If your test team isn’t already composed of Craftsmen, what are you doing to help them along?


*** Comments, questions, feedback?   Or just want a fun job on a great team? </g>  Send two coding samples and an explanation of why you chose them, and of course your resume, to me at michhu at microsoft dot com. I need testers, and my team needs a data binding developer, program managers, and a product manager. Great coding skills required for all positions.

 

Comments (6)

  1. AndrewSeven says:

    People often talk about programming as scientists vs engineers or art vs science.

    I am glad to see people calling it a craft, I’ve seen it that way for years.

    I’m still new to unit testing, but all my tests look like Cowboys, they break the rules; they have the connection string, they talk to the tables, they trust no one;)

    The result seems to be that all the Cowboy code is now in the test and the product code is getting cleaner.

    ps. It was strange how hard it was to make the decision to have a base class for my tests when it is so obvious in other contexts.

    http://weblogs.asp.net/andrewseven/articles/Ramblings.aspx

  2. The Braidy Tester says:

    "I am glad to see people calling it a craft…"

    Andrew Hunt and David Thomas’ "The Pragmatic Programmer: From Journeyman to Master" and Pete McBreen’s "Software Craftsmanship: The New Imperative" are excellent books if you’re interested in other people’s view of programming as craft.

    "The result seems to be that all the Cowboy code is now in the test and the product code is getting cleaner."

    So now you get to refactor your unit tests. <g/>

  3. SpiderMan says:

    May I ask a question?

    For the Cowboy, what do you mean "their code quickly turns into a morass of impenetrable mystery that generates two regressions for every bit of new functionality, and four regressions for every bug fix."?

    Thanks.

  4. Doh, you forgot "The Designers". They are lost in the world between Cowboys and Craftsmen. They design and create code for code itself not the customers. They go to the great lengths to make their life more complicated by reasoning that solution will solve world hunger and bring peace to earth. They love to write and design but they over-design everything that they write, they are never on time, and final design is so complex that it is :-)

  5. The Braidy Tester says:

    "…The Cowboys…code quickly turns into a morass of impenetrable mystery that generates two regressions for every bit of new functionality, and four regressions for every bug fix."

    This means that Cowboys don’t take the time to refactor their code but instead pile idea on top of idea on top of idea, which results in the code for each idea becoming intertwined with the code for each other idea. This complex web of relationships is impossible to detangle, so when one line of code is changed there’s no way to determine the complete set of functionality that is being affected.
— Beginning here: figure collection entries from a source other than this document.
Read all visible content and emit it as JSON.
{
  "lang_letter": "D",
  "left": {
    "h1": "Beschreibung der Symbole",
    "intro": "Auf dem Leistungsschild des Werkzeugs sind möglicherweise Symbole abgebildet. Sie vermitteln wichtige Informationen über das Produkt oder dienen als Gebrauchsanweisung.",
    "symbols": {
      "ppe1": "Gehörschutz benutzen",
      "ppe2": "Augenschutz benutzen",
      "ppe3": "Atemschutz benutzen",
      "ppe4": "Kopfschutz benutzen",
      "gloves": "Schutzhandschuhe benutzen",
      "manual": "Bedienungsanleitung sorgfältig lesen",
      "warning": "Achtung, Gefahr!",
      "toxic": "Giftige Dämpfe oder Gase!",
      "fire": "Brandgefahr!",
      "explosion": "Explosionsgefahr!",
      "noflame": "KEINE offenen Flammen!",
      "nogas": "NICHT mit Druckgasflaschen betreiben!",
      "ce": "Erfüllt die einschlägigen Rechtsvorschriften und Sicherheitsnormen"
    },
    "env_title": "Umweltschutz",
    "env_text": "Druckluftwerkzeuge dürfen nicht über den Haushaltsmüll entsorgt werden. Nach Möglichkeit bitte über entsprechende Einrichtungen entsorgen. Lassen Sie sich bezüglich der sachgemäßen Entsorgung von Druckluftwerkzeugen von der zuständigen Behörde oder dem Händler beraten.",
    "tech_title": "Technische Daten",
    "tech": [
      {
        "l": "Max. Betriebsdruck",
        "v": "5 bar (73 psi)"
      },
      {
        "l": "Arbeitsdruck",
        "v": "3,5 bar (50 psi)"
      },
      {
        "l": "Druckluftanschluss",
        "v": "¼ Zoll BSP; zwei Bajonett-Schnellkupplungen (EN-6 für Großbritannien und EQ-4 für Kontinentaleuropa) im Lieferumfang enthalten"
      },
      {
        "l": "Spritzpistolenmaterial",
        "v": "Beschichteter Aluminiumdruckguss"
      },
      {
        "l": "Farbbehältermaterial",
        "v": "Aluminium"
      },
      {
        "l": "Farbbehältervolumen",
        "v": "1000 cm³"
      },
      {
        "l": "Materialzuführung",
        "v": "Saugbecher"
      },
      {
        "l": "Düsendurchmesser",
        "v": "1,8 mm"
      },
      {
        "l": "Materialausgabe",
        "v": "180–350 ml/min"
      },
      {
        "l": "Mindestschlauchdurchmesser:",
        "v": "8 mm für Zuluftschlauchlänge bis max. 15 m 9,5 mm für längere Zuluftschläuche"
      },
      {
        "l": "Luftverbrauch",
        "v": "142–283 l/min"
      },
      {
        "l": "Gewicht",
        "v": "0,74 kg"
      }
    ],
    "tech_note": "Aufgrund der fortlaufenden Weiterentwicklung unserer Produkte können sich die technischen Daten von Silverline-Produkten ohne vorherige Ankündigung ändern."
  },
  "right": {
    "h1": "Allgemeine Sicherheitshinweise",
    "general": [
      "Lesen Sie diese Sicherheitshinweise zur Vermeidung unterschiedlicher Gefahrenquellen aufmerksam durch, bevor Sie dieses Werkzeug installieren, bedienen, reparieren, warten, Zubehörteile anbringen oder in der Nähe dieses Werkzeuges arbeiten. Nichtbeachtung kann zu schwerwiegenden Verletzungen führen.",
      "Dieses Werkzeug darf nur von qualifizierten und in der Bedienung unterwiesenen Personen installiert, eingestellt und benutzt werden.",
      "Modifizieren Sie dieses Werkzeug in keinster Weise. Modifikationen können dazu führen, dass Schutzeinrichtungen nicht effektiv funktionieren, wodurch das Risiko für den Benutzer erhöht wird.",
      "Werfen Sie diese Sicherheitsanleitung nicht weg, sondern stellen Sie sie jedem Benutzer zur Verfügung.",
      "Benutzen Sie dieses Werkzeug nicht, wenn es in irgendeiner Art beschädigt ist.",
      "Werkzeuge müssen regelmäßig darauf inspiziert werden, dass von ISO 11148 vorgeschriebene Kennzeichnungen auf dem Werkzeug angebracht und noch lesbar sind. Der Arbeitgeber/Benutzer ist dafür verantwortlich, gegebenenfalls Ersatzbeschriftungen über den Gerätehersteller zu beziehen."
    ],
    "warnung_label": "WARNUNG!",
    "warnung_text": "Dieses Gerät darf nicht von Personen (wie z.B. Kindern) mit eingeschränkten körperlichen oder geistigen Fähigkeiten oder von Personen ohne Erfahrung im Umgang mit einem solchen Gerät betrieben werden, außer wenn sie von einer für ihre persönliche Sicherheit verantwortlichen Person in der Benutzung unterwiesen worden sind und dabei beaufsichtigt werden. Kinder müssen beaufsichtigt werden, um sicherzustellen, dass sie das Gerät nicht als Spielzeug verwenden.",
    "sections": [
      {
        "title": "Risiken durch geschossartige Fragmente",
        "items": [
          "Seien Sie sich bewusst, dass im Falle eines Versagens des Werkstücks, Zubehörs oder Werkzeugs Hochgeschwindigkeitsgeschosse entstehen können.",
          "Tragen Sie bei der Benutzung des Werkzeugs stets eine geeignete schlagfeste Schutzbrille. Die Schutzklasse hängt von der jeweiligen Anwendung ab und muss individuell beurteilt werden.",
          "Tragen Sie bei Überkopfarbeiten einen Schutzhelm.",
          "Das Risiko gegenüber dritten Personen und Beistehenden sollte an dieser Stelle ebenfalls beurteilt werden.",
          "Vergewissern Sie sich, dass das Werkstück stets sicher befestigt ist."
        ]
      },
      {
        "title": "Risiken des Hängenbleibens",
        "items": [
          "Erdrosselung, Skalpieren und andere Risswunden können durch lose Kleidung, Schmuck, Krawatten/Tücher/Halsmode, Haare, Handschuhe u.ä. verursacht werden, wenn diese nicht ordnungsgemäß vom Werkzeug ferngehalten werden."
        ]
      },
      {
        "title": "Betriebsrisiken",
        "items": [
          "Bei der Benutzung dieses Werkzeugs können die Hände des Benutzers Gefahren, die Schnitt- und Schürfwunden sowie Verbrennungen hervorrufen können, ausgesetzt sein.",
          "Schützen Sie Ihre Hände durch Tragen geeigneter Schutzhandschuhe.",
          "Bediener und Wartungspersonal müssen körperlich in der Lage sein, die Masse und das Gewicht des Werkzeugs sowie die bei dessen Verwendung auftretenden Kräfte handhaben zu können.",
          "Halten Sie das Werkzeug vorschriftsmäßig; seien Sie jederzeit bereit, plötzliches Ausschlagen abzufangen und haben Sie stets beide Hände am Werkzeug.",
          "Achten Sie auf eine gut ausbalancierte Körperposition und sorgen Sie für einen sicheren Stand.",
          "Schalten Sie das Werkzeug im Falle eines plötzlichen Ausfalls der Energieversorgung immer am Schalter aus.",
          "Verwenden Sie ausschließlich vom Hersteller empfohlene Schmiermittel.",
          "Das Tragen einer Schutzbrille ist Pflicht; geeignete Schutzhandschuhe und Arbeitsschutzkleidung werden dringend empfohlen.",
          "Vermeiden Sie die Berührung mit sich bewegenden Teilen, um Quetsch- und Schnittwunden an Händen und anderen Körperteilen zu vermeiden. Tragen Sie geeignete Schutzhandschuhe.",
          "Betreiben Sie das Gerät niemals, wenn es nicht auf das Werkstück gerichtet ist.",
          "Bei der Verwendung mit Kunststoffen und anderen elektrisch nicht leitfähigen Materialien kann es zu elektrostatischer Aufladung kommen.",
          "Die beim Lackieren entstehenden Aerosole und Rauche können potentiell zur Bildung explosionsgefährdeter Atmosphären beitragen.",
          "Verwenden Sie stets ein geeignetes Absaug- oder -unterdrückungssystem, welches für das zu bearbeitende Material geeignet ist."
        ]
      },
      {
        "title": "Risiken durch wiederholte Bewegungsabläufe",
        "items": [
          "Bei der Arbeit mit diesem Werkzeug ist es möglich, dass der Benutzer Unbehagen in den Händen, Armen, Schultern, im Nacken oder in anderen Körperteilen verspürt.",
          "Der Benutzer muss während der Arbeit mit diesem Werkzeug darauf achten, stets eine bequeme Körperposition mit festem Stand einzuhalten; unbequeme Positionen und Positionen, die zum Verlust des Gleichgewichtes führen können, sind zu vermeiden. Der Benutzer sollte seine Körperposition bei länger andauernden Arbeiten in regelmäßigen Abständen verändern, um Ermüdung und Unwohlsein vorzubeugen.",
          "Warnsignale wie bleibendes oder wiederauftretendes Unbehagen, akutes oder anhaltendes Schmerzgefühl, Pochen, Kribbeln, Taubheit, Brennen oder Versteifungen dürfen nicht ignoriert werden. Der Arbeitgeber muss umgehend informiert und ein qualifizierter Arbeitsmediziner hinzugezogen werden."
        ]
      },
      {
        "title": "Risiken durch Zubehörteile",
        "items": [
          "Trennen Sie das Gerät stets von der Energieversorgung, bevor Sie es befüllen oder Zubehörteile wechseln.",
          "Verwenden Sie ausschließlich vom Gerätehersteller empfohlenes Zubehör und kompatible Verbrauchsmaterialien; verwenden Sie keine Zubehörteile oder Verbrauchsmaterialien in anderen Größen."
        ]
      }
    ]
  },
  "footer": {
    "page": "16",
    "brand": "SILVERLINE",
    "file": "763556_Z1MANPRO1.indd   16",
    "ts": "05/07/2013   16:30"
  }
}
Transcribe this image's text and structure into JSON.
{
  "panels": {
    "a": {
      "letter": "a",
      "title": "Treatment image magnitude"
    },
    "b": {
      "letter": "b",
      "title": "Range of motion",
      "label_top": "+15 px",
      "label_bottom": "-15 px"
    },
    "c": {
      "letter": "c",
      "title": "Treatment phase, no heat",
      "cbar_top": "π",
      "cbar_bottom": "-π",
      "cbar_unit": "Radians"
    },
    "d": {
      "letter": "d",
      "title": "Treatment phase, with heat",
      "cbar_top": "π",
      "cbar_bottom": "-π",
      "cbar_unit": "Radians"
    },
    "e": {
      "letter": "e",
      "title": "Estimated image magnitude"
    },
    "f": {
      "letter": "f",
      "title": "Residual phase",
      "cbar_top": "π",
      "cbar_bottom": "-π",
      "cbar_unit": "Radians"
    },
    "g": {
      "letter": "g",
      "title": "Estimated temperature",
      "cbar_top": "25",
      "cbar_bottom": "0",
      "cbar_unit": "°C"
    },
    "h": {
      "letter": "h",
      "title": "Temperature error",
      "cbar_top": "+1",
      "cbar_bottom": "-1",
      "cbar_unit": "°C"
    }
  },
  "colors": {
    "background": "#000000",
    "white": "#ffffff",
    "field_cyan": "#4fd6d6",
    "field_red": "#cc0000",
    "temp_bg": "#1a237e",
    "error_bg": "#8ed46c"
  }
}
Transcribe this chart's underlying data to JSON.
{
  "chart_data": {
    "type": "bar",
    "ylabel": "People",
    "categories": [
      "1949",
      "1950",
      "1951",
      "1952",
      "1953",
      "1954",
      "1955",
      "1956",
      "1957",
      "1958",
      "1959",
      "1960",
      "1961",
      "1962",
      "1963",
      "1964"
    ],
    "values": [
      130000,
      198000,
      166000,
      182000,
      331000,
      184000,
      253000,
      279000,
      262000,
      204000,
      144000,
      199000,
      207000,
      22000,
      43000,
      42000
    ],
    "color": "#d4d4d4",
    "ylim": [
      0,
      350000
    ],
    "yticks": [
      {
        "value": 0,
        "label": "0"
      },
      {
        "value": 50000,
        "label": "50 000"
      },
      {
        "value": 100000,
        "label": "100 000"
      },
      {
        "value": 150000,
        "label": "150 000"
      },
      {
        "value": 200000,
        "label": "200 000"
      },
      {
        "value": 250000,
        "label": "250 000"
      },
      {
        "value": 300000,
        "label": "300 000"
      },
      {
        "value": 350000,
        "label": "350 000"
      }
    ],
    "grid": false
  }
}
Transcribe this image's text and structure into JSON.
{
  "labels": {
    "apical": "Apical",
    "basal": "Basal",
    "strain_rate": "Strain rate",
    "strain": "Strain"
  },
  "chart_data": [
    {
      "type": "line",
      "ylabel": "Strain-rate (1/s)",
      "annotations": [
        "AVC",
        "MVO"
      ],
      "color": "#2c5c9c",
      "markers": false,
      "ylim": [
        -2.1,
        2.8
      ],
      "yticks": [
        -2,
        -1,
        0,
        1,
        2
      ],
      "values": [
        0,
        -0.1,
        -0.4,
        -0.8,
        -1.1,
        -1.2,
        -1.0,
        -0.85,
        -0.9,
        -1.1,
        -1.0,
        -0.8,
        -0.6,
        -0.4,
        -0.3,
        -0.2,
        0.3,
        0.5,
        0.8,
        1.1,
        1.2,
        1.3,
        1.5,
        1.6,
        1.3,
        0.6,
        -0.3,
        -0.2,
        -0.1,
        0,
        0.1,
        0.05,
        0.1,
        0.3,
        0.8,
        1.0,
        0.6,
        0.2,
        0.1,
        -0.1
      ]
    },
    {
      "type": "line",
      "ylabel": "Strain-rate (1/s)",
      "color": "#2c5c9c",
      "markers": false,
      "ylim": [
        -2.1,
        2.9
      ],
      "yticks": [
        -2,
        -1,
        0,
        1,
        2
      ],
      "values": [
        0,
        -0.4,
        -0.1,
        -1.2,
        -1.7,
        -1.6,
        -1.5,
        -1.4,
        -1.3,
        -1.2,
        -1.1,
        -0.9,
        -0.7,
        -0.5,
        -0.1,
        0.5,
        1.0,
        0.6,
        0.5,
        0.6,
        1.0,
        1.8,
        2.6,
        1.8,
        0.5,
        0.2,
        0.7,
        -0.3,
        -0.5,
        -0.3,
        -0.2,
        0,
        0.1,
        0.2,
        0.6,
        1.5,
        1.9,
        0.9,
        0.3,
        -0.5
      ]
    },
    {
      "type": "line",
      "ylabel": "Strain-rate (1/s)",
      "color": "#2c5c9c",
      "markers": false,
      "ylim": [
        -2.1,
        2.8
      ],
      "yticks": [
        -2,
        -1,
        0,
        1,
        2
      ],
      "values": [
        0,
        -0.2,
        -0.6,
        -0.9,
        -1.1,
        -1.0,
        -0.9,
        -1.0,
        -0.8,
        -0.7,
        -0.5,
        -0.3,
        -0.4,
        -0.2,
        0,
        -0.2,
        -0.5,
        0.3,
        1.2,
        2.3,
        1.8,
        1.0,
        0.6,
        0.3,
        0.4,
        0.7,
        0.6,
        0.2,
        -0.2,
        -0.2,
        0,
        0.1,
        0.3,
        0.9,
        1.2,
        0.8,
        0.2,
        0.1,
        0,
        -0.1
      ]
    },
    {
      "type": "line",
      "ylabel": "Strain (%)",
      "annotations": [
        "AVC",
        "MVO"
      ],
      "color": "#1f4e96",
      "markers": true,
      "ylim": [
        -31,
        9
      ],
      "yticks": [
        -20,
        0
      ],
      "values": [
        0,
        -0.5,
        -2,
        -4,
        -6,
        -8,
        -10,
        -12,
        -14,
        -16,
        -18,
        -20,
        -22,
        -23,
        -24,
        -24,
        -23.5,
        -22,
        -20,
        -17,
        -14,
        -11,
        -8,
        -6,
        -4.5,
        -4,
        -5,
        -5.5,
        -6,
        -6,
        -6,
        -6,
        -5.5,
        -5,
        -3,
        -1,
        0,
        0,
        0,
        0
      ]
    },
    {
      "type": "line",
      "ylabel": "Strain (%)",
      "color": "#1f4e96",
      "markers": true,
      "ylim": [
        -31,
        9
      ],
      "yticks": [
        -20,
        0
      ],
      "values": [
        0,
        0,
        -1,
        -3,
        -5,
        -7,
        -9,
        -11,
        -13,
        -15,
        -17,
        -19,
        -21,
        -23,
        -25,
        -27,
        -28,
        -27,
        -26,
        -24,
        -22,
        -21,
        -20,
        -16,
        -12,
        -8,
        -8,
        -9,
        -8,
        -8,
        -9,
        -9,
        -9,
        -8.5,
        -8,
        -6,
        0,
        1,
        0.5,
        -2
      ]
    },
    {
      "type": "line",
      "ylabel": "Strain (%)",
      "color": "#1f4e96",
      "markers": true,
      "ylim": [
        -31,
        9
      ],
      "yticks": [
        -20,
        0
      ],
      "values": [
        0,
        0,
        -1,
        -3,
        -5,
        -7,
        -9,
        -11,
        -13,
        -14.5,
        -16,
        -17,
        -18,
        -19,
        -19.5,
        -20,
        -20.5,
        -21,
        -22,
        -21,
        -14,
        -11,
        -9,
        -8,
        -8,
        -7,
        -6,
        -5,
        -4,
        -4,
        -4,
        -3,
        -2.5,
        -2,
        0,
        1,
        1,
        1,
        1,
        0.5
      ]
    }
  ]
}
    Adding new functionality generally adds new code, but some existing code is often touched as well; since there’s no way to determine what other functionality is also being affected, regressions are introduced.

    Bug fixes by definition touch much more existing code than adding new functionality does, so they typically generate more regressions.

  6. gzack says:

    Software engineers create software. Test engineers create … TestWare. If you treat what you are doing as a development practice itself, you change your approach. I have yet to truly apply CMM practices to our testware shop, but I have thought about it (and there is that TMM thing I need to read about someday).